Vous voyez où on veut en venir ? Ce qu’il y a d’intéressant avec ce terme dans nos vies connectées en 2022, c’est que les avatars sont des espèces de divinités (coucou les influenceurs), de perfections (coucou les versions fantasmées de nous-mêmes), auxquelles on a tellement envie de croire qu’on finit par en perdre le contact avec le réel.
Alors même que ces avatars peuvent s’avérer être des pièges-arnaques façon Simon Leviev (#meilleurfauxprofil).
De l’escroquerie et du catfish : Manti Teo’s versus Simon Leviev
Simon Leviev. Ce nom est sur toutes les lèvres depuis la sortie du docu L’Arnaqueur de Tinder. Si vous avez loupé le train de ce maxi-succès Netflix, on vous pitche le truc en deux mots : cet arnaqueur a vécu pendant des années grâce à des escroqueries sentimentales en mode pyramide de Ponzi, et a volé des dizaines de milliers d’euros à plusieurs femmes à travers le monde.
De son côté, Manti Teo’s, dont l’histoire est analysée dans le troisième épisode d’Infernet, est un footballeur étatsunien d’origine polynésienne. Au début des années 2010, il rencontre sur Facebook une femme du nom de Lenay Kekua, polynésienne comme lui, croyante, comme lui, fan de sport, comme lui. Ces deux-là se lancent donc dans une histoire d’amour qui se joue exclusivement par messages interposés : ils ne se sont jamais rencontrés (et ne se rencontreront jamais), mais ils se parlent chaque jour. Tant et si bien que le footballeur officialise sa relation dans la presse et que cette histoire de cœur bouleversante (vous verrez pourquoi) fait les choux-gras des médias people aux USA.
Sauf que. Lenay Kekua n’a jamais existé. Et qu’un jour, à la faveur d’une enquête journalistique, Manti Teo’s réalise qu’il a été en couple pendant des années… avec un avatar, justement. Il ne s’agissait pas (contrairement à l’affaire Simon Leviev) d’une arnaque pour lui soutirer des tunes : c’est plutôt l’histoire (malheureusement banale) d’un catfish, aka d’une personne qui a cherché à se faire aimer de quelqu’un·e d’autre en prenant une fausse identité en ligne. Vous imaginez la douche froide.
Car comme le souligne Pacôme Thiellement : « Même si un avatar n’est pas authentiquement une personne, les émotions que cet avatar nous procure sont réelles. Et même si notre relation avec lui est une fiction, toutes les souffrances qui naissent de cette relation sont réelles. »

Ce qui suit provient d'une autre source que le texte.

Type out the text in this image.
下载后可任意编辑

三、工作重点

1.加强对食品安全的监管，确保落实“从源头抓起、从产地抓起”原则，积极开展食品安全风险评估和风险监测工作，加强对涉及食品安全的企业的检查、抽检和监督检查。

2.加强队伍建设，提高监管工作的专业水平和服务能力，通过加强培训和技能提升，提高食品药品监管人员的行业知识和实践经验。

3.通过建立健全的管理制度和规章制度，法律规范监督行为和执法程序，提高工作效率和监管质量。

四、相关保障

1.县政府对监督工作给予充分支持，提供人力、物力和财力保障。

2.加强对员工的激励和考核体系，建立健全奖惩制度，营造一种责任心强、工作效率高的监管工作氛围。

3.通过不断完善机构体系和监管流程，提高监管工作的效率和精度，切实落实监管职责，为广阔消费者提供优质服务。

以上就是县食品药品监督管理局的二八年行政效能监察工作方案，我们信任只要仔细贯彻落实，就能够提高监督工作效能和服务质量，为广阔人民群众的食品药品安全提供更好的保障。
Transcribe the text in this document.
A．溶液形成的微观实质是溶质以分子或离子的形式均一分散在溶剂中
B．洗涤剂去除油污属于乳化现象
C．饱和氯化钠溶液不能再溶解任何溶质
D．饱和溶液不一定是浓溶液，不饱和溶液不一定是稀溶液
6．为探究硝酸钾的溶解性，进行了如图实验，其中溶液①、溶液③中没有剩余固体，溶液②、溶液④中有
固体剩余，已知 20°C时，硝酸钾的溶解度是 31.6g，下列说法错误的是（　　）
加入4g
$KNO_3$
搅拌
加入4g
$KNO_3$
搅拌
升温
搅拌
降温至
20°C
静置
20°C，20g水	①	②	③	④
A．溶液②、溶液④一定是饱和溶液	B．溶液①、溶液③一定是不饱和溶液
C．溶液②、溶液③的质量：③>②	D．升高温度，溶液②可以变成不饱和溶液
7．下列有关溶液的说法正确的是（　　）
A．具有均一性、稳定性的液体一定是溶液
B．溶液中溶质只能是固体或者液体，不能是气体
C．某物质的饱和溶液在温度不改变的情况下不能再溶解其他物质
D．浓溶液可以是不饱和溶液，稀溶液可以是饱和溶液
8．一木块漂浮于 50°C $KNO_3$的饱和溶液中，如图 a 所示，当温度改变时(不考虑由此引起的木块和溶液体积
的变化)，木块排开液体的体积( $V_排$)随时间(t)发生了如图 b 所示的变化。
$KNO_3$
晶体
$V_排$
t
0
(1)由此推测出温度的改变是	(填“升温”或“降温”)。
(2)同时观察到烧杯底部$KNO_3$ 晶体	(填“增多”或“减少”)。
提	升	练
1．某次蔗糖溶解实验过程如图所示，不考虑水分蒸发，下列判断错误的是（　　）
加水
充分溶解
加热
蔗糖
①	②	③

Comment, alors, pour les victimes de Simon Leviev ou pour Manti Teo’s, faire le deuil d’une chimère, du fait d’avoir aimé quelqu’un·e qui n’a jamais existé ?
Un petit mot pour finir ?
Loin de nous l’envie d’être moraliste-vieux-jeu en mode “Internet c’est mal, m’voyez”. Mais si on adore cette web-série, c’est parce qu’elle questionne quelque chose de profondément contemporain que l’on n’arrive encore trop peu à analyser : la porosité entre nos vies en ligne et nos vies “en vrai”.
True fact : Instagram n’est pas réel et palpable (comme une table ou une chaise), mais 40% des utilisateur·ices qui se trouvent « peu séduisant·es » estiment que ce sentiment est lié en partie à leur utilisation de ce réseau social, selon une étude citée par Pacôme Thiellement. Bref. D'irréel à IRL : fake things versus true feelings.
On vous laissera donc méditer sur le sujet en regardant cette chronique géniale (le premier épisode sur Marina Joyce vaut aussi vraiment le détour) - dont un nouveau numéro est à découvrir chaque mois.
Et d’ici là, kiffez autant que vous le voulez en ligne, mais n’oubliez pas de débrancher de temps en temps aussi <3.